あれから、どうして自分がこうなったのかを考え直してみたら、やっぱりあの男の人が関係していると考えるしかなかった。

何かを呟いていたけど、振り向いた自分も結果として原因ではないかと思ってしまった。

何かの拍子に貧血になったり、目を回したりすることはあるからだ。

もし、あのまま振り向かずに歩いていたら、このような事にはならなかったのだろうか。


自問自答を繰り返しながら、ここから抜け出す方法を考えることをいつしかしなくなっていた。

(今の状況を変えたいとは思わないのか?)

頭の中で聞こえてくるであろう声であることを確信しながら、僕は心の中で言った。


『変えたいに決まってるだろ。早く元の場所に戻りたいさ。』

そう、まず僕がしなければならないことはここから抜け出すこと。


(条件がある。これから起こることを甘んじて受けよ。
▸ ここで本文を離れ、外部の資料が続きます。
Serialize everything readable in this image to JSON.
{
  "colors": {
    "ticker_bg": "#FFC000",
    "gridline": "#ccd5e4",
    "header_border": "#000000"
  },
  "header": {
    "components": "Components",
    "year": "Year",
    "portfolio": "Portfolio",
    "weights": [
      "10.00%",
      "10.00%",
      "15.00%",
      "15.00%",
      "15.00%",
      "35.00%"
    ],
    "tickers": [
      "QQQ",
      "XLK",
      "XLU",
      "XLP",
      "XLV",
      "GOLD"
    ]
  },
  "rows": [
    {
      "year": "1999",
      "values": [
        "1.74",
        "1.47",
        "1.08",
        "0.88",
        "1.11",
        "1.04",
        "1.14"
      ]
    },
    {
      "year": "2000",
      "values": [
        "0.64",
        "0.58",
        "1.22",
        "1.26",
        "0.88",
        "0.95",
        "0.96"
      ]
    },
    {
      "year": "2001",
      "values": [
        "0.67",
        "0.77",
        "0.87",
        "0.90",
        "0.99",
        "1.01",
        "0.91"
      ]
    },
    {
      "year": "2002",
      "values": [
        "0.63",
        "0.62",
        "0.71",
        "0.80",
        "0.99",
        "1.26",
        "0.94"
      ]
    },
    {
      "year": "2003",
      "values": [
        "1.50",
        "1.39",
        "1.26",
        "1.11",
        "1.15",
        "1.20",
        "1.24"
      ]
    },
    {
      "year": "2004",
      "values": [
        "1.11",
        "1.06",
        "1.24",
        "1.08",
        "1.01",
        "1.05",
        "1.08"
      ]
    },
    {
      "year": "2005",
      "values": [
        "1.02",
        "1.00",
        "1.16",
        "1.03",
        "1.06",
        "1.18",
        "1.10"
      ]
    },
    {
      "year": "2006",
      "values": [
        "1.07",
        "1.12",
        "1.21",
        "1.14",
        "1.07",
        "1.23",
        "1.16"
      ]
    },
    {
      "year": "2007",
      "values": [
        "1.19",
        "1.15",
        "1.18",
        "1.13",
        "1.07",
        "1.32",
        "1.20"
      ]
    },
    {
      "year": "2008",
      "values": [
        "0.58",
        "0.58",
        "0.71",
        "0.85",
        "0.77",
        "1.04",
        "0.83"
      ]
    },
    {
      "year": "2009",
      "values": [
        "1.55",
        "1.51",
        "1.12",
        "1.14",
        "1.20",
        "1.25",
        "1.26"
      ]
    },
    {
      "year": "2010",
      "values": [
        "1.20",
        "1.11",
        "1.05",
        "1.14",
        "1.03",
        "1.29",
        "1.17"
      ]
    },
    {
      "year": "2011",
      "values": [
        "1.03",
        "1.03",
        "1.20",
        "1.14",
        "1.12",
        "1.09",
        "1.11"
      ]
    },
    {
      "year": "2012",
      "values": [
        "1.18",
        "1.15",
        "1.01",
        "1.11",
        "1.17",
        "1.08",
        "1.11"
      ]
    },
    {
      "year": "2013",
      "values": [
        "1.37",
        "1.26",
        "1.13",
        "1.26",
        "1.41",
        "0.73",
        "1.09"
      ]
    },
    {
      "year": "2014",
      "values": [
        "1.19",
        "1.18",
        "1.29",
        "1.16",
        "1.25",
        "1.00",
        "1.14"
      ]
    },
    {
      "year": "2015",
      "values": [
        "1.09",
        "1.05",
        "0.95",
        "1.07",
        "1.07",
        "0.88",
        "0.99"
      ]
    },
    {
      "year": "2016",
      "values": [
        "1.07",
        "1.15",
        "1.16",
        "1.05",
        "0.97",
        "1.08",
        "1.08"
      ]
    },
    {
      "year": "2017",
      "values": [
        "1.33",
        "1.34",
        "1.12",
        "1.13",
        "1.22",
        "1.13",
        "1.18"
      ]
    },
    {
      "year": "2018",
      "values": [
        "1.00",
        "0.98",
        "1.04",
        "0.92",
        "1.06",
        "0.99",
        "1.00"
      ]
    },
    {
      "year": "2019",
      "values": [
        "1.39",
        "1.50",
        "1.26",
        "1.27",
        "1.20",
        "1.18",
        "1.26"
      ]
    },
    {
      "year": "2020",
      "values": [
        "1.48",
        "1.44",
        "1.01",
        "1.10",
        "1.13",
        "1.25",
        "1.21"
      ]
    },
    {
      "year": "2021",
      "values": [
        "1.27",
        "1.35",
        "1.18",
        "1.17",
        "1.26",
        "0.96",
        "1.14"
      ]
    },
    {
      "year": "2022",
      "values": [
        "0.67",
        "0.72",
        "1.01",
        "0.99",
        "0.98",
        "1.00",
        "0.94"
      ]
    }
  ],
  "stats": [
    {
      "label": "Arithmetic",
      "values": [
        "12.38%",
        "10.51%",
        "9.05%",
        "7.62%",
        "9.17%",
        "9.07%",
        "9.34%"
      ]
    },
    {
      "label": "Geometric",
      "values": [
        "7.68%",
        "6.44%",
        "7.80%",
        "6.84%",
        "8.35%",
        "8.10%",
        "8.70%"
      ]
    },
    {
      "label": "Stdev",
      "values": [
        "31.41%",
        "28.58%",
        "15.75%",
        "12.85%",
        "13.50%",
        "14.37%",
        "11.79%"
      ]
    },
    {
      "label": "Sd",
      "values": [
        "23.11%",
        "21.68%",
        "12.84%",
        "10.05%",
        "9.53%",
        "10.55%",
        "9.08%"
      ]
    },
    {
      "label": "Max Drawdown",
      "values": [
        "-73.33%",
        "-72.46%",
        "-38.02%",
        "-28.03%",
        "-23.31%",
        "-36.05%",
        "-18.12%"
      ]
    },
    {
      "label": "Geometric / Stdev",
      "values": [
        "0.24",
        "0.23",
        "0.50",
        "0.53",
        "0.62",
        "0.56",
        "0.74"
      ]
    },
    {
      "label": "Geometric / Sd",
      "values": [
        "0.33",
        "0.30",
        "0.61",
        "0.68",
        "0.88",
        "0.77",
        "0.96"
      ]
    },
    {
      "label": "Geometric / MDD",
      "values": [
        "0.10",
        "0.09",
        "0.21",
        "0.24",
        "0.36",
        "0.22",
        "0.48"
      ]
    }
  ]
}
)

・・・何を今さら。

こうしているのも甘んじているではないか。

というよりも恐怖で身体が動けず、することといえば考えを巡らすくらいだ。


八方手づまりとなっているこの状況を変えるには、イエスとしか言えないじゃないか。

悪夢ならば、いつしか目を覚ますだろうけど、怖い悪夢であればあるほど、すぐにでも目を覚ましたいと思うものだ。

しかし、夢の中でそのように考えることはできない。

じゃあ、これは夢じゃないと脳裏をよぎる。


『分かった!分かったから、ここから出してくれ!』

いつの間にか、恐怖からか僕は叫んでいた。

こうも長時間こうしているのも苦痛だったし、目の前の暗闇を見て、一気に感情が爆発したのだろう。

「―――――――――!!」

声は出すことができなかった。思いだけで叫んでいた。



暗闇の向こうから細いけれどもまばゆい光が見えた。

その一瞬、この悪夢から逃れることができたのかと心底安心した。

これから起こることを知らなければ。